プログラム内のコメントは消しました。太字が主な変更箇所です。


変更点は以下

1.毎回シート取得のFunctionを呼ばず、先頭で変数へ保存し、それを使用する。

2.セルの終了判定を、配列を使用する

3.Do Loop を For Next に変更


この結果は、所要時間は、0.562秒でした。


とにかく、少しは早くなりました。


さすがに、もうこれ以上は、あまり意味がないので、終わりにします。



最初の二重起動については、バグです。


実害はありませんが、私は、このような場合はバグと認識しています。


大きな時間差ではありませんが、プログラムを拡張していく過程で、思わぬバグを招く可能もあります。


そして、その後、項目数を増やしての挑戦は、


0.868秒→0.624秒→0.562秒


まあ、確実に速度は向上してはいます。


特に、Unionを使って、Rangeをまとめて処理するようにした場合の効果は大きいです。


しかし、私は、このコーディングを是とはしません。

非常に処理時間がかかっており、少しでも早くしたいとの明確な理由があれば、

このようなテクニックも止むを得ないないでしょうが、通常はここまでやる必要はないと思います。

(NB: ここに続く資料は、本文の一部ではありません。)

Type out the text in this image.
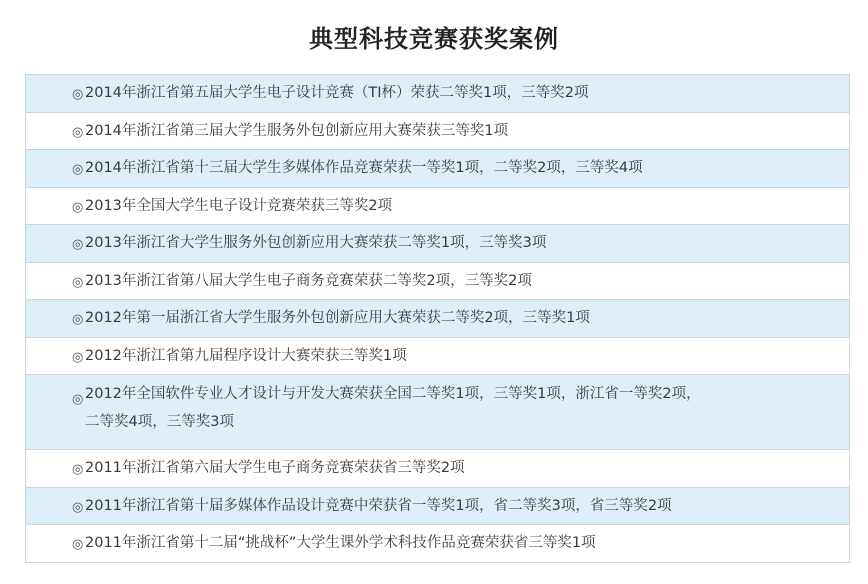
典型科技竞赛获奖案例
◎ 2014年浙江省第五届大学生电子设计竞赛（TI杯）荣获二等奖1项，三等奖2项
◎ 2014年浙江省第三届大学生服务外包创新应用大赛荣获三等奖1项
◎ 2014年浙江省第十三届大学生多媒体作品竞赛荣获一等奖1项，二等奖2项，三等奖4项
◎ 2013年全国大学生电子设计竞赛荣获三等奖2项
◎ 2013年浙江省大学生服务外包创新应用大赛荣获二等奖1项，三等奖3项
◎ 2013年浙江省第八届大学生电子商务竞赛荣获二等奖2项，三等奖2项
◎ 2012年第一届浙江省大学生服务外包创新应用大赛荣获二等奖2项，三等奖1项
◎ 2012年浙江省第九届程序设计大赛荣获三等奖1项
◎ 2012年全国软件专业人才设计与开发大赛荣获全国二等奖1项，三等奖1项，浙江省一等奖2项，
二等奖4项，三等奖3项
◎ 2011年浙江省第六届大学生电子商务竞赛荣获省三等奖2项
◎ 2011年浙江省第十届多媒体作品设计竞赛中荣获省一等奖1项，省二等奖3项，省三等奖2项
◎ 2011年浙江省第十二届“挑战杯”大学生课外学术科技作品竞赛荣获省三等奖1项
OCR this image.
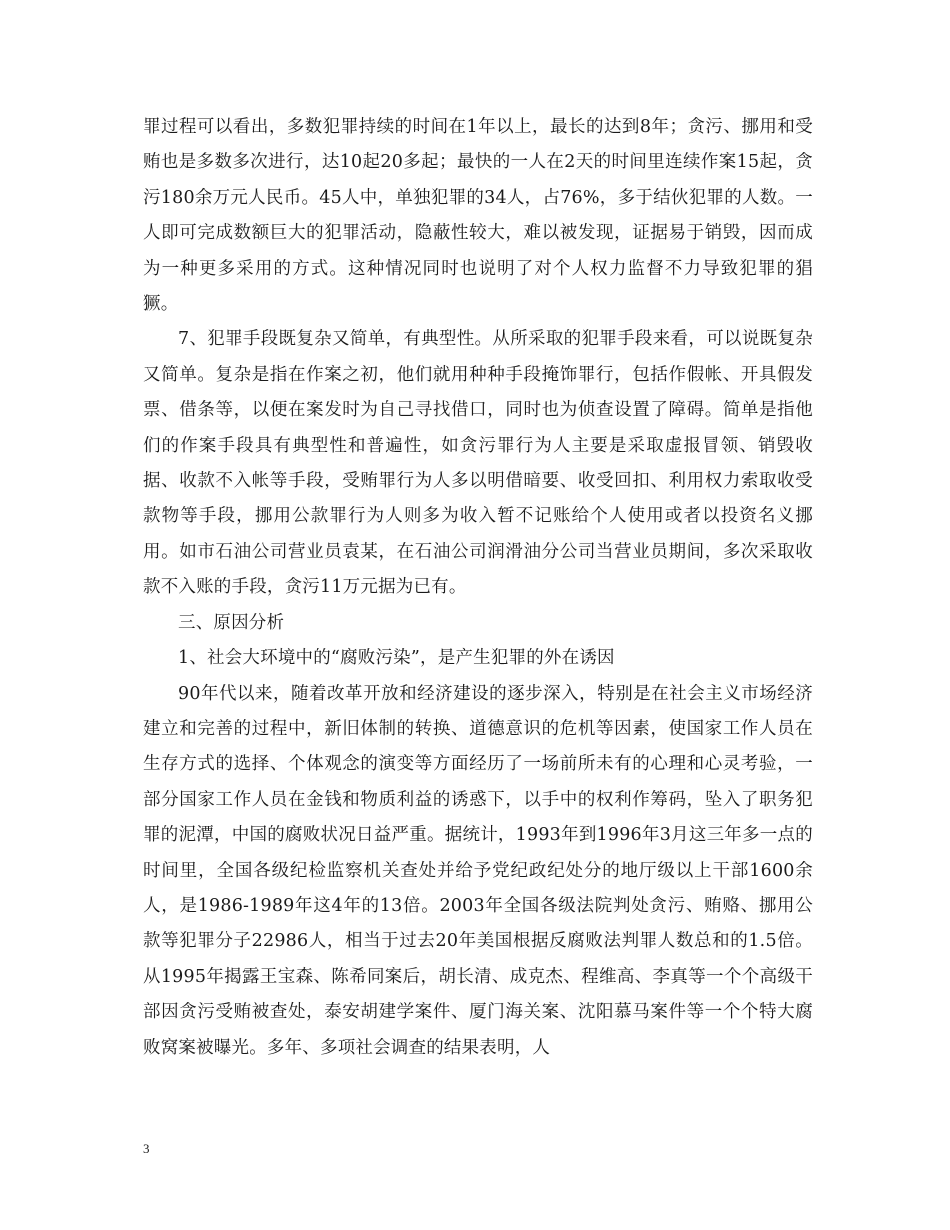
罪过程可以看出，多数犯罪持续的时间在1年以上，最长的达到8年；贪污、挪用和受贿也是多数多次进行，达10起20多起；最快的一人在2天的时间里连续作案15起，贪污180余万元人民币。45人中，单独犯罪的34人，占76%，多于结伙犯罪的人数。一人即可完成数额巨大的犯罪活动，隐蔽性较大，难以被发现，证据易于销毁，因而成为一种更多采用的方式。这种情况同时也说明了对个人权力监督不力导致犯罪的猖獗。

7、犯罪手段既复杂又简单，有典型性。从所采取的犯罪手段来看，可以说既复杂又简单。复杂是指在作案之初，他们就用种种手段掩饰罪行，包括作假帐、开具假发票、借条等，以便在案发时为自己寻找借口，同时也为侦查设置了障碍。简单是指他们的作案手段具有典型性和普遍性，如贪污罪行为人主要是采取虚报冒领、销毁收据、收款不入帐等手段，受贿罪行为人多以明借暗要、收受回扣、利用权力索取收受款物等手段，挪用公款罪行为人则多为收入暂不记账给个人使用或者以投资名义挪用。如市石油公司营业员袁某，在石油公司润滑油分公司当营业员期间，多次采取收款不入账的手段，贪污11万元据为已有。

三、原因分析

1、社会大环境中的“腐败污染”，是产生犯罪的外在诱因

90年代以来，随着改革开放和经济建设的逐步深入，特别是在社会主义市场经济建立和完善的过程中，新旧体制的转换、道德意识的危机等因素，使国家工作人员在生存方式的选择、个体观念的演变等方面经历了一场前所未有的心理和心灵考验，一部分国家工作人员在金钱和物质利益的诱惑下，以手中的权利作筹码，坠入了职务犯罪的泥潭，中国的腐败状况日益严重。据统计，1993年到1996年3月这三年多一点的时间里，全国各级纪检监察机关查处并给予党纪政纪处分的地厅级以上干部1600余人，是1986-1989年这4年的13倍。2003年全国各级法院判处贪污、贿赂、挪用公款等犯罪分子22986人，相当于过去20年美国根据反腐败法判罪人数总和的1.5倍。从1995年揭露王宝森、陈希同案后，胡长清、成克杰、程维高、李真等一个个高级干部因贪污受贿被查处，泰安胡建学案件、厦门海关案、沈阳慕马案件等一个个特大腐败窝案被曝光。多年、多项社会调查的结果表明，人

3
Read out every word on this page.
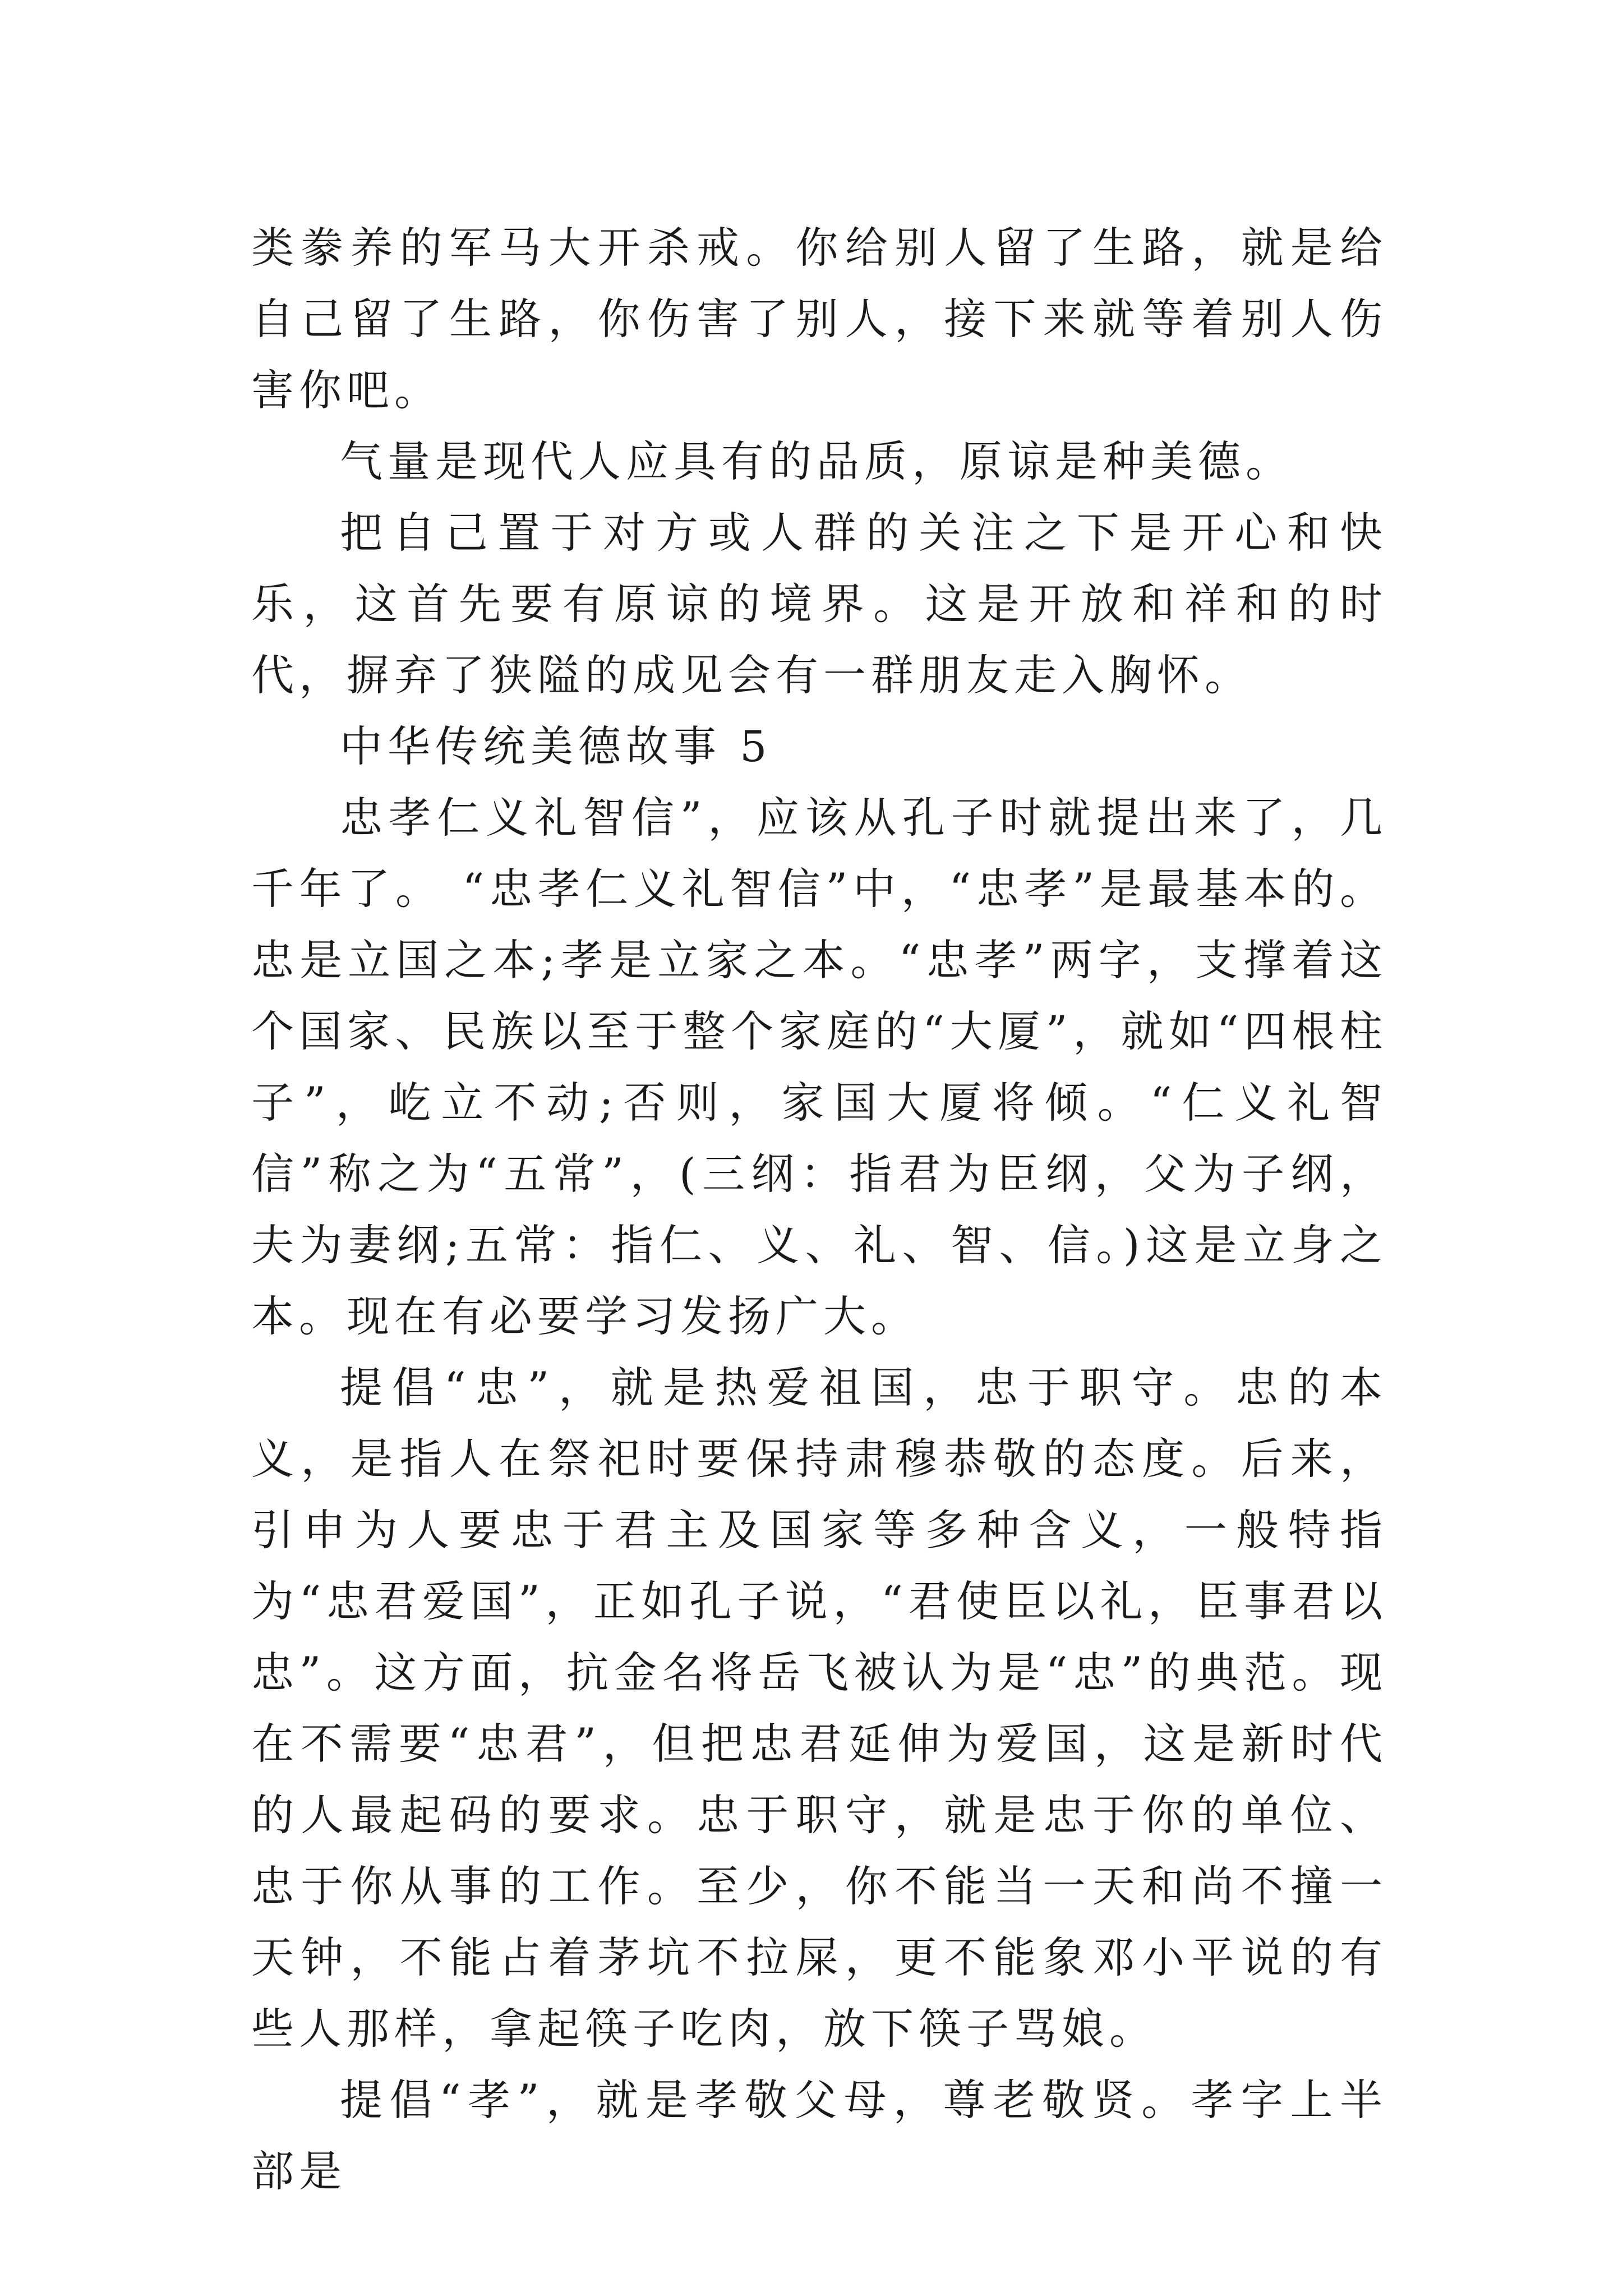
类豢养的军马大开杀戒。你给别人留了生路，就是给自己留了生路，你伤害了别人，接下来就等着别人伤害你吧。

气量是现代人应具有的品质，原谅是种美德。

把自己置于对方或人群的关注之下是开心和快乐，这首先要有原谅的境界。这是开放和祥和的时代，摒弃了狭隘的成见会有一群朋友走入胸怀。

中华传统美德故事 5

忠孝仁义礼智信”，应该从孔子时就提出来了，几千年了。 “忠孝仁义礼智信”中，“忠孝”是最基本的。忠是立国之本;孝是立家之本。“忠孝”两字，支撑着这个国家、民族以至于整个家庭的“大厦”，就如“四根柱子”，屹立不动;否则，家国大厦将倾。“仁义礼智信”称之为“五常”，(三纲：指君为臣纲，父为子纲，夫为妻纲;五常：指仁、义、礼、智、信。)这是立身之本。现在有必要学习发扬广大。

提倡“忠”，就是热爱祖国，忠于职守。忠的本义，是指人在祭祀时要保持肃穆恭敬的态度。后来，引申为人要忠于君主及国家等多种含义，一般特指为“忠君爱国”，正如孔子说，“君使臣以礼，臣事君以忠”。这方面，抗金名将岳飞被认为是“忠”的典范。现在不需要“忠君”，但把忠君延伸为爱国，这是新时代的人最起码的要求。忠于职守，就是忠于你的单位、忠于你从事的工作。至少，你不能当一天和尚不撞一天钟，不能占着茅坑不拉屎，更不能象邓小平说的有些人那样，拿起筷子吃肉，放下筷子骂娘。

提倡“孝”，就是孝敬父母，尊老敬贤。孝字上半部是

つまり、「可読性」「保守性」「開発速度」において、どうしても先のプログラムより劣るからです。

特殊な命令や、多数の変数を使う事は、確実に、「可読性」「保守性」を落とします。

数秒(ここでは1秒未満)の処理を半減したからと言って、何の意味があるかが問題です。

例えば、1日に数百回と繰り返し処理するなら、5秒が3秒になるとしても価値はあるかも知れません。

しかし、1日数回、数十回程度の処理では、あまり意味を見出せません。


上記理由において、本ソフトにおいては、


現時点で、二重起動を防止した時点のプログラムを採用します。